Affaire du « don chinois » : Rafik Abdessalem devant la Chambre criminelle
La Chambre d’accusation spécialisée dans les affaires de corruption financière près la Cour d’appel de Tunis a pris une décision importante en confirmant la clôture de l’instruction concernant l’ancien ministre des Affaires étrangères, Rafik Abdessalem, dans le cadre de l’affaire du « Don chinois ». Ce dernier est désormais officiellement renvoyé devant la justice, faisant face à des accusations graves de détournement de fonds publics et d’abus de pouvoir.
D’après des sources judiciaires ayant communiqué avec la TAP, la juridiction d’appel a ordonné que Rafik Abdessalem, qui se trouve actuellement en fuite, soit présenté à la Chambre criminelle du Pôle judiciaire économique et financier, rattaché au Tribunal de première instance de Tunis.
Les charges qui pèsent sur l’ancien responsable diplomatique sont sérieuses.
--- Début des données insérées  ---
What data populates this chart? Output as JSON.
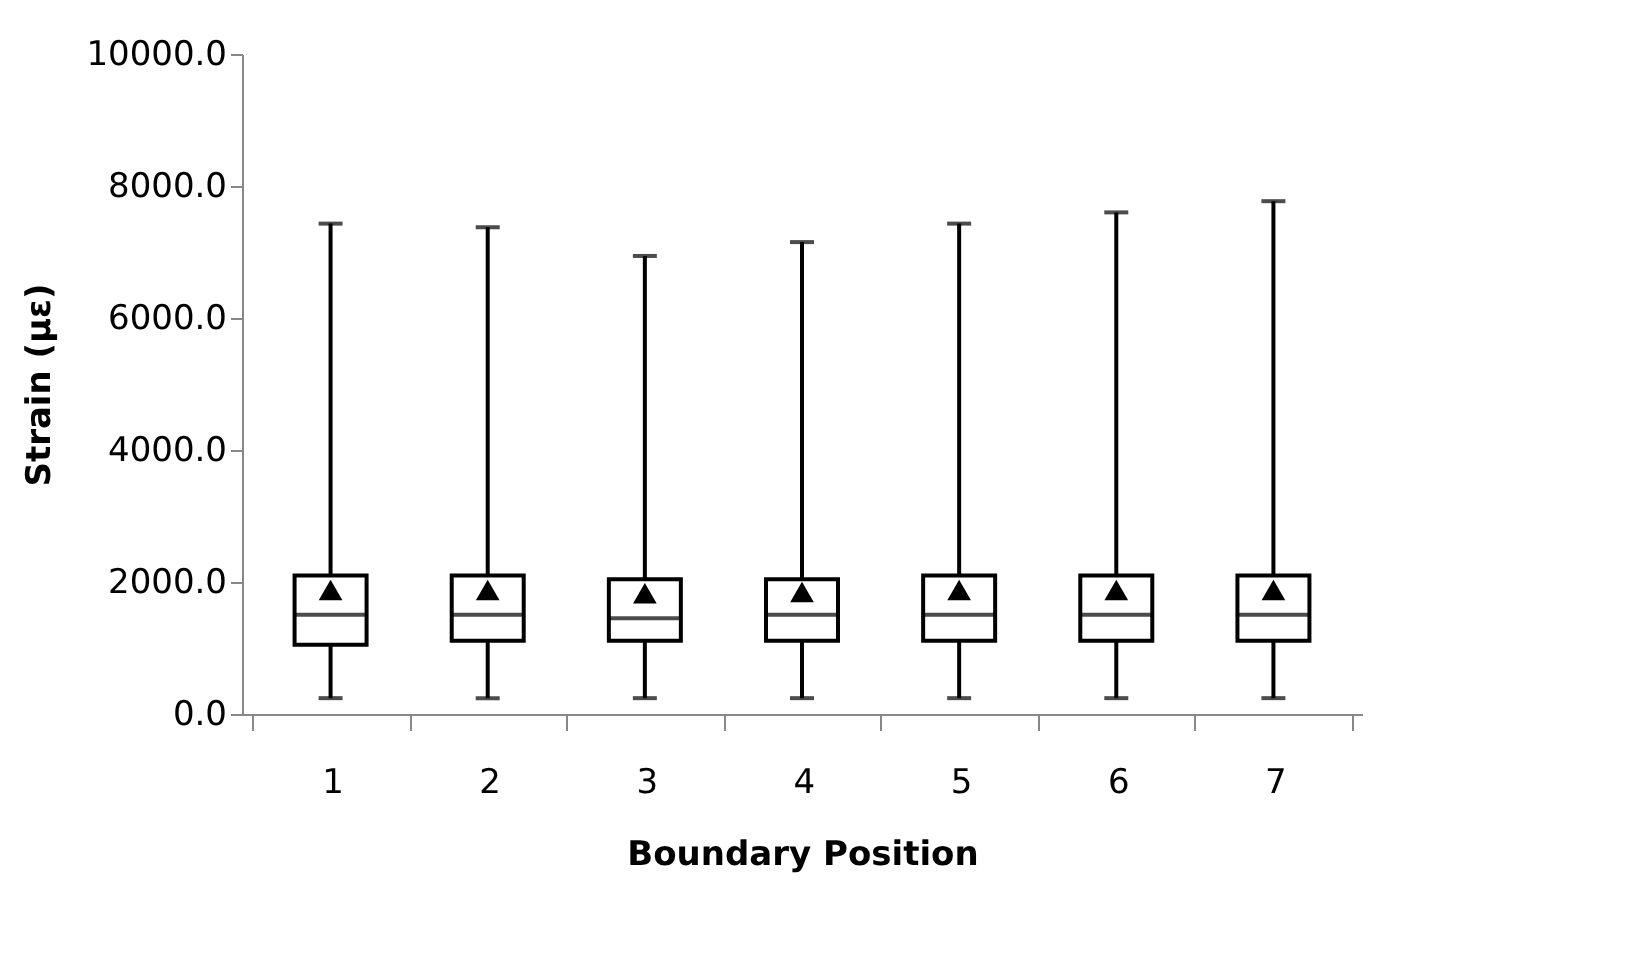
{
  "chart_data": {
    "type": "box",
    "xlabel": "Boundary Position",
    "ylabel": "Strain (με)",
    "categories": [
      "1",
      "2",
      "3",
      "4",
      "5",
      "6",
      "7"
    ],
    "boxes": [
      {
        "low": 240,
        "q1": 1050,
        "median": 1505,
        "q3": 2100,
        "high": 7430,
        "mean": 1880
      },
      {
        "low": 240,
        "q1": 1110,
        "median": 1505,
        "q3": 2100,
        "high": 7375,
        "mean": 1880
      },
      {
        "low": 240,
        "q1": 1110,
        "median": 1450,
        "q3": 2040,
        "high": 6940,
        "mean": 1830
      },
      {
        "low": 240,
        "q1": 1110,
        "median": 1505,
        "q3": 2040,
        "high": 7150,
        "mean": 1850
      },
      {
        "low": 240,
        "q1": 1110,
        "median": 1505,
        "q3": 2100,
        "high": 7430,
        "mean": 1880
      },
      {
        "low": 240,
        "q1": 1110,
        "median": 1505,
        "q3": 2100,
        "high": 7600,
        "mean": 1880
      },
      {
        "low": 240,
        "q1": 1110,
        "median": 1505,
        "q3": 2100,
        "high": 7770,
        "mean": 1880
      }
    ],
    "color": "#000000",
    "marker": "triangle",
    "grid": false,
    "ylim": [
      0,
      10000
    ],
    "yticks": [
      {
        "value": 0,
        "label": "0.0"
      },
      {
        "value": 2000,
        "label": "2000.0"
      },
      {
        "value": 4000,
        "label": "4000.0"
      },
      {
        "value": 6000,
        "label": "6000.0"
      },
      {
        "value": 8000,
        "label": "8000.0"
      },
      {
        "value": 10000,
        "label": "10000.0"
      }
    ]
  }
}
Il est notamment accusé d’abus de fonction, ayant utilisé son statut d’agent public pour obtenir des avantages indus, au détriment de l’administration. En outre, il fait face à des accusations de gestion illégale et de détournement de fonds qui lui avaient été confiés dans le cadre de ses fonctions.
L’affaire remonte à l’acceptation par l’inculpé d’un don d’un million de dollars, accordé par la République populaire de Chine, qui a été déposé sur un compte bancaire personnel ouvert auprès d’une institution locale, désigné comme « compte extérieur privé ». Les résultats de l’enquête judiciaire révèlent que Rafik Abdessalem a géré ces fonds en dehors de tout cadre légal, les détournant à des fins personnelles plutôt que de les affecter à des projets d’intérêt général.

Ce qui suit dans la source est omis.